Thursday, May 07, 2009

Keep politicians away from roads

The nonsense of Auckland City Councillors arguing about whether a barely used bus lane should be allowed to have wider usage speaks volumes about why politicians are profoundly incompetent at running what is essentially a utility service.

It's very simple. The NZ Herald reports that the Auckland City transport committee has decided to allow the Tamaki Drive bus lane to be open to any vehicles with 2 or more occupants, largely because the lane lies empty every 7.5 minutes at peak times, whilst parallel lanes are congested. An intelligent decision, although it could be better (as there is no reason why all heavy vehicles couldn't use it, since they pay more than any other vehicles to use the roads anyway, and have no reasonable alternative.

However, the leftwing halfwits at City Vision disagree. They would rather a precious scarce resource (road space) remain empty, whilst cars, taxis and trucks sit held up, wasting more fuel (and emitting more pollution and CO2) than would otherwise be the case. They baulk at money for the conversion coming from the "public transport fund", which of course is a little precious.

It's a quasi-Soviet central planner attitude that people using cars are "bad" and should be punished (presumably also trucks, because freight should go on rail), but public transport is "good" and everyone else should be forced to subsidise it.

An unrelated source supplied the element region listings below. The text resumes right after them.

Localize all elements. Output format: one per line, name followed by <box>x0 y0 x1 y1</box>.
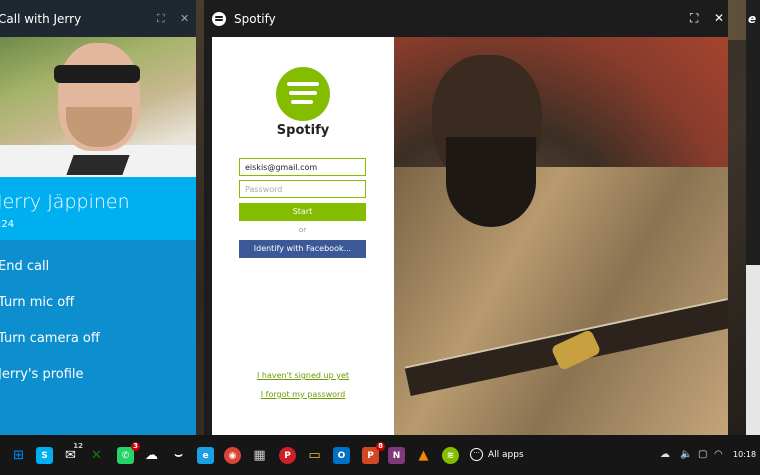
contact-profile-button[interactable]: Jerry's profile <box>0 367 84 382</box>
notification-badge: 8 <box>376 442 385 451</box>
email-field[interactable] <box>239 158 366 176</box>
spotify-wordmark: Spotify <box>276 123 330 138</box>
file-explorer-icon[interactable]: ▭ <box>306 447 323 464</box>
taskbar: ⊞ S ✉ 12 ✕ ✆ 3 ☁ ⌣ e ◉ ▦ P ▭ O P 8 N ▲ ≋ ··· All apps ☁ 🔈 ▢… <box>0 435 760 475</box>
wifi-icon[interactable]: ◠ <box>714 449 723 460</box>
forgot-password-link[interactable]: I forgot my password <box>232 390 374 399</box>
skype-call-window[interactable]: Call with Jerry ⛶ ✕ Jerry Jäppinen :24 E… <box>0 0 196 435</box>
contact-card: Jerry Jäppinen :24 <box>0 177 196 240</box>
calculator-icon[interactable]: ▦ <box>251 447 268 464</box>
notification-badge: 12 <box>73 442 83 450</box>
sign-up-link[interactable]: I haven't signed up yet <box>232 371 374 380</box>
windows-start-icon[interactable]: ⊞ <box>10 447 27 464</box>
messaging-icon[interactable]: ✉ 12 <box>62 442 83 464</box>
onenote-icon[interactable]: N <box>388 447 405 464</box>
toggle-mic-button[interactable]: Turn mic off <box>0 295 74 310</box>
spotify-titlebar[interactable]: Spotify ⛶ ✕ <box>204 0 728 37</box>
ellipsis-icon: ··· <box>470 448 483 461</box>
outlook-icon[interactable]: O <box>333 447 350 464</box>
maximize-icon[interactable]: ⛶ <box>690 11 698 26</box>
spotify-logo <box>276 67 330 121</box>
maximize-icon[interactable]: ⛶ <box>157 12 165 26</box>
skype-window-title: Call with Jerry <box>0 11 82 26</box>
spotify-window-title: Spotify <box>234 11 276 26</box>
volume-icon[interactable]: 🔈 <box>680 449 692 460</box>
powerpoint-icon[interactable]: P8 <box>362 442 385 464</box>
clock[interactable]: 10:18 <box>733 450 756 459</box>
facebook-login-button[interactable]: Identify with Facebook... <box>239 240 366 258</box>
internet-explorer-icon: e <box>748 12 757 26</box>
skype-icon[interactable]: S <box>36 447 53 464</box>
pinterest-icon[interactable]: P <box>279 447 296 464</box>
internet-explorer-window[interactable]: e <box>746 0 760 435</box>
call-actions-menu: End call Turn mic off Turn camera off Je… <box>0 240 196 435</box>
spotify-logo-icon <box>212 11 226 26</box>
end-call-button[interactable]: End call <box>0 259 49 274</box>
contact-name: Jerry Jäppinen <box>0 191 130 213</box>
start-button[interactable]: Start <box>239 203 366 221</box>
vlc-icon[interactable]: ▲ <box>415 447 432 464</box>
whatsapp-icon[interactable]: ✆ 3 <box>117 442 140 464</box>
toggle-camera-button[interactable]: Turn camera off <box>0 331 100 346</box>
close-icon[interactable]: ✕ <box>180 12 189 25</box>
artist-photo <box>394 37 728 435</box>
contact-video-feed <box>0 37 196 177</box>
call-duration: :24 <box>0 219 15 230</box>
all-apps-button[interactable]: ··· All apps <box>470 448 524 461</box>
spotify-window[interactable]: Spotify ⛶ ✕ Spotify Start or Identify wi… <box>204 0 728 435</box>
onedrive-icon[interactable]: ☁ <box>143 447 160 464</box>
xbox-icon[interactable]: ✕ <box>88 447 105 464</box>
password-field[interactable] <box>239 180 366 198</box>
notification-badge: 3 <box>131 442 140 451</box>
onedrive-tray-icon[interactable]: ☁ <box>660 449 670 460</box>
chat-tray-icon[interactable]: ▢ <box>698 449 707 460</box>
internet-explorer-icon[interactable]: e <box>197 447 214 464</box>
login-panel: Spotify Start or Identify with Facebook.… <box>212 37 394 435</box>
sunglasses <box>54 65 140 83</box>
amazon-icon[interactable]: ⌣ <box>170 447 187 464</box>
chrome-icon[interactable]: ◉ <box>224 447 241 464</box>
skype-titlebar[interactable]: Call with Jerry ⛶ ✕ <box>0 0 196 37</box>
close-icon[interactable]: ✕ <box>714 11 724 25</box>
or-divider: or <box>298 226 307 234</box>
spotify-icon[interactable]: ≋ <box>442 447 459 464</box>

Auckland's local roads should be given over to a new council controlled organisation, at arms length from all politicians, with a board, and a mandate to operate the road network to encourage free flow of people and goods and make a profit doing so. It would get money from kerbside parking (which it would run to maximise profits), any tolling, rates (as a transitional measure) and bidding funds from the National Land Transport Fund (as councils do at present). It should also be allowed to hand over local streets to body corporates of adjoining property owners if they so wish, and build new roads (tolling them if it sees fit).

Then you might get roads for those who pay for them, with the highest priority going to those who pay the most - at the moment truck owners and private cars.

So do that along with amalgamating Auckland councils (and getting rid of the power of general competence), and you might help address Auckland transport far more than an electric train set.